For its February 5 concert at the Museum of Contemporary Art—the next in its ongoing residency there—the International Contemporary Ensemble will spotlight former Chicagoan George Lewis (now a professor of music at Columbia University in New York) in a program that explores the increasingly busy intersection of classical music and improvisation. Though he’s an author and scholar as well as a brilliant trombonist and daring improviser, these days Lewis is perhaps most notable as a boundary-pushing composer, and ICE will perform two of his pieces, including 2011’s Will to Adorn in its local premiere. The rest of the program consists of Chicago premieres by three dynamic composers and musicians who, like Lewis, erase the boundaries between classical and jazz: trumpeter Peter Evans flutist Nicole Mitchell, reedist Steve Lehman, and percussionist Tyshawn Sorey.
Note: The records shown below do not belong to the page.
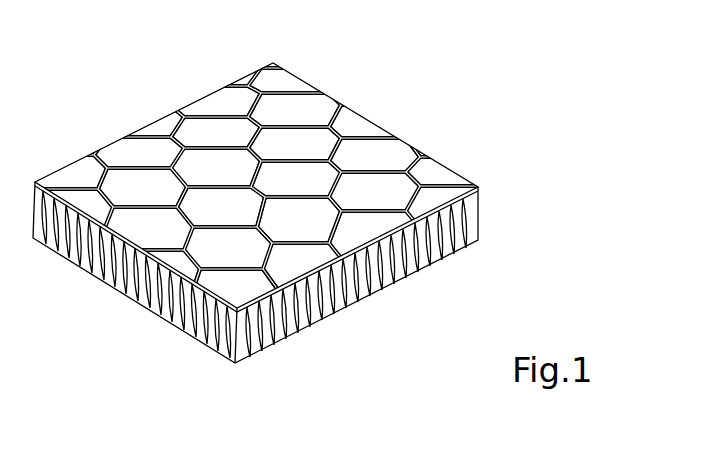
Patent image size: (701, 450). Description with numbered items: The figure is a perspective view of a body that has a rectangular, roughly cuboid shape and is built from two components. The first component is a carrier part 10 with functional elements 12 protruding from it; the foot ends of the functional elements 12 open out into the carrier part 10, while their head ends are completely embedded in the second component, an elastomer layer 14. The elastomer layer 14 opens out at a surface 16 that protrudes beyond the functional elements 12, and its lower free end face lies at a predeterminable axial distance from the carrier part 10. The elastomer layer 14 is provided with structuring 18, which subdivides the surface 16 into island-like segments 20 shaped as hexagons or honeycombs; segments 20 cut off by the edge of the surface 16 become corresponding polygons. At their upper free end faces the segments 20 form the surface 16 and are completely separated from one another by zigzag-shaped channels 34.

The carrier part 10 is at (483, 243).
The functional elements 12 is at (122, 295).
The elastomer layer 14 is at (393, 155).
The surface 16 is at (298, 145).
The structuring 18 is at (227, 113).
The island-like segments 20 is at (208, 163).
The zigzag-shaped channels 34 is at (207, 113).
Many fans of classical music, at least the kind who tend to stick to Symphony Center shows, see the nexus of composition and improvisation (at least outside of jazz) as uncharted territory, and they’re skeptical that any good could come of venturing into it. But even in Bach’s time such hybrid techniques were commonplace, and for more than half a century composers from John Cage to Mauricio Kagel to Bernhard Lang have used improvision and aleatoric methods (leaving elements to chance or the performer’s whim). Such work is still rarely performed in mainstream settings, though, and ICE continues to develop programs to demystify it for new listeners.
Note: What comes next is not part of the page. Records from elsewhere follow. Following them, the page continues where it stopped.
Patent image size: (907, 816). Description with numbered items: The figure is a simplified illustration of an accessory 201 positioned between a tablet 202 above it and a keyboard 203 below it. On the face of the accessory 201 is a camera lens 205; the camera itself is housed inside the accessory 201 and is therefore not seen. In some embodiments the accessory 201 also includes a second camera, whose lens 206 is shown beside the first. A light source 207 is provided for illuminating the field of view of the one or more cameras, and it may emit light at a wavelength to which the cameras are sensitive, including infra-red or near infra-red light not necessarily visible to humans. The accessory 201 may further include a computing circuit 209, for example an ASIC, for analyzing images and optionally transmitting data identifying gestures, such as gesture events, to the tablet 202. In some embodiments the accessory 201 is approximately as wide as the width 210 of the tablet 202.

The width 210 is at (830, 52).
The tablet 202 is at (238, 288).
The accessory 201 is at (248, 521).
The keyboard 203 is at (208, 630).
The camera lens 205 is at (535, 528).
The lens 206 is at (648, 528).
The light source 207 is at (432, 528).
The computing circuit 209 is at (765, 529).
On Sat 12/3 at 3 PM, as part of a series it calls ICElab InFormation, the organization is inviting the public to have a seat on the MCA stage with Lewis and Lehman, who’ll discuss their work and field questions. They’ll display graphic scores from some of the pieces on February’s program and show video of rehearsals of those pieces. The event isn’t strictly speaking a concert, but Lehman’s Lenwood & Other Saints Who Roam the Earth (not part of February’s program) will get its Chicago debut with help from the ICE members who’ll be on hand.

Last spring I attended a previous installment of InFormation, and I found it illuminating and entertaining. Among the highlights was percussionist and composer Nathan Davis giving an informal preview of his piece Bells, which uses the audience members’ cell phones to contribute electronic tones. Saturday’s event is free, but seating is limited—you can make reservations online or by calling the MCA box office at 312-397-4010.

HIP-HOP | Tal Rosenberg

Between 1967 and 1975, a group of Swedish TV reporters investigating racial conflict in America amassed a trove of 16-millimeter footage on the U.S. black power movement—documentary treatments of urban black communities, interviews with the likes of Angela Davis and Stokely Carmichael, newsreel-style clips of black power activists, and more. The film languished in a basement for decades, until documentarian Goran Hugo Olsson discovered it and compiled it into The Black Power Mixtape 1967-1975, blending archival material and present-day interviews with Davis, Erykah Badu, Harry Belafonte, Louis Farrakhan, and Huey P. Newton, among others. Another interviewee, Ahmir “?uestlove” Thompson of the Roots, helped score the film.

On Sat 12/3 at 1 PM, the University of Chicago’s Center for the Study of Race, Politics and Culture hosts an event at the International House (1414 E. 59th) that includes a screening of the film, discussions with former Illinois Black Panthers as well as current youth activists and artists, and a hip-hop show featuring Rhymefest, BBU, Invincible, DJ RTC, and others. Everything is free and open to the public.